Из дальнейшего выясняется, что речь по «вертушке» шла о его товарище по двадцатым годам; я этого человека изредка встречал, но знаю мало, больше со слов самого Горбатова.
— Ну, как тебе объяснить? — говорит Горбатов, отвечая на мой вопрос. — Если длинно, надо читать лекцию про то, как мы с ним входили в литературу и что в ней делали. А если коротко: я — это все равно что он, а он — это все равно что я.
Он возвращается к столу и начинает что-то быстро писать на листке бумаги. Потом встает, подходит ко мне и протягивает написанное. Я читаю. Это просьба Горбатова пересмотреть дело человека, вместе с которым он работал и которого знает с самой лучшей стороны на протяжении многих лет.
— Хорошо, если бы и ты подписал, — говорит Горбатов, пока я читаю письмо.
Я отвечаю, что слишком мало знаю этого человека, чтобы писать о нем.
— Зато я его знаю за двоих, — говорит Горбатов. — Если б ты знал кого-нибудь так, как я его, и попросил бы меня подписать, я бы подписал.
— Хорошо, — говорю я, — но тогда хотя бы составь письмо по- другому.
— Почему?
— Потому что, если подписывать вдвоем, я не могу сказать о себе, что работал вместе с ним и знаю его столько же лет, сколько ты. Найди другие слова, без этих подробностей.

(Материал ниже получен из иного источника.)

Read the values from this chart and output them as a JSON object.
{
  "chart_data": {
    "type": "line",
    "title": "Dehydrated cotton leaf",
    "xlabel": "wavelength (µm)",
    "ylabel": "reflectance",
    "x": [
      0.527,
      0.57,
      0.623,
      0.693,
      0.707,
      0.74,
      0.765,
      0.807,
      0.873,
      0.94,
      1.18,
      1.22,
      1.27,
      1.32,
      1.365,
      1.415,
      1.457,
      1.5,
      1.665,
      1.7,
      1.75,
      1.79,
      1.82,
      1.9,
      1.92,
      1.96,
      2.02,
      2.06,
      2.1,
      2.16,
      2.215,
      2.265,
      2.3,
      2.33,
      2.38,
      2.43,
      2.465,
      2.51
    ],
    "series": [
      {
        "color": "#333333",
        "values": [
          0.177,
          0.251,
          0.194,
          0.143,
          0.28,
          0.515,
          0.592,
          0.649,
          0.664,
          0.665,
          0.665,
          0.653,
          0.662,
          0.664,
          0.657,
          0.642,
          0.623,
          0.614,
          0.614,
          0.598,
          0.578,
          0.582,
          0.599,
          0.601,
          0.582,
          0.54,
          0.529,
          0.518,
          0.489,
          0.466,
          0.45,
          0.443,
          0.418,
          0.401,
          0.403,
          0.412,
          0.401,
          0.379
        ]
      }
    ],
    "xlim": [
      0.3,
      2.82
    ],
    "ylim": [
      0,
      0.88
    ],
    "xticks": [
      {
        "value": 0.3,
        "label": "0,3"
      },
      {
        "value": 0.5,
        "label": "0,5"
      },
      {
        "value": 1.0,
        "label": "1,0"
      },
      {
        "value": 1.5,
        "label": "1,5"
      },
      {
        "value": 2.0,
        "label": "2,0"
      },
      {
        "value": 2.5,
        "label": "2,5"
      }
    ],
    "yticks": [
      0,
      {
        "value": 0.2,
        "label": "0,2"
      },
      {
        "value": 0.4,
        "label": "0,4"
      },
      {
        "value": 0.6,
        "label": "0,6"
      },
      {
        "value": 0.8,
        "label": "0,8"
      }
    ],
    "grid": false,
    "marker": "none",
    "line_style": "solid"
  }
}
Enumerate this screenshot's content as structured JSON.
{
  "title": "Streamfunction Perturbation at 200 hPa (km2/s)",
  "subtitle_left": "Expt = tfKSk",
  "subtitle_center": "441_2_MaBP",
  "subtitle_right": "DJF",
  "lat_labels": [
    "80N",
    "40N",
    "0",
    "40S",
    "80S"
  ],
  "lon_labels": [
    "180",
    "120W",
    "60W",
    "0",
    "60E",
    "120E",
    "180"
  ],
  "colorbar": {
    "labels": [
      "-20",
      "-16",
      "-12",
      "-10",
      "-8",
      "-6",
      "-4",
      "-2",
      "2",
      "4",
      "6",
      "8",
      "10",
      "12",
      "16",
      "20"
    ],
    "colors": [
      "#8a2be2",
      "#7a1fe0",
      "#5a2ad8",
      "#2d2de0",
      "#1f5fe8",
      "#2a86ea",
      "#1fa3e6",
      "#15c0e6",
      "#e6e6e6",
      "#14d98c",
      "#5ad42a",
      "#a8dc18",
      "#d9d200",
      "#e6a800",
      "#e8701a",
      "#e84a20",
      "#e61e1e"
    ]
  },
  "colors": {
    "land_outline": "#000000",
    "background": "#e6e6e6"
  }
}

— Хорошо, я исправлю. — Горбатов снова садится за стол и сначала мучительно долго думает, потом исправляет написанное, потом переписывает его начисто и наконец протягивает мне. — Теперь можно нести на машинку? — спрашивает он.
— Теперь можно.
Он уходит в машинописное бюро, и я остаюсь один. Я действительно слишком мало знаю человека, о котором, как теперь выяснилось, мы будем писать вдвоем с Горбатовым. И мне не по себе от этого. Но слова Горбатова, что он знает этого человека за нас обоих — и за себя, и за меня, — не из тех, через которые переступишь, за ними для него стоит вся та мера дружбы, которая нас соединяет.
Сухуми. Поздней осенью, и на этот год снова приехав вместе со мной в Гульрипши, Горбатов вчерне заканчивает здесь одну из последних написанных им глав второй книги «Донбасса» — главу о том, как из шахты за ненадобностью поднимают последних, еще остававшихся там лошадей и как с ними прощаются переходящие на другую работу коногоны.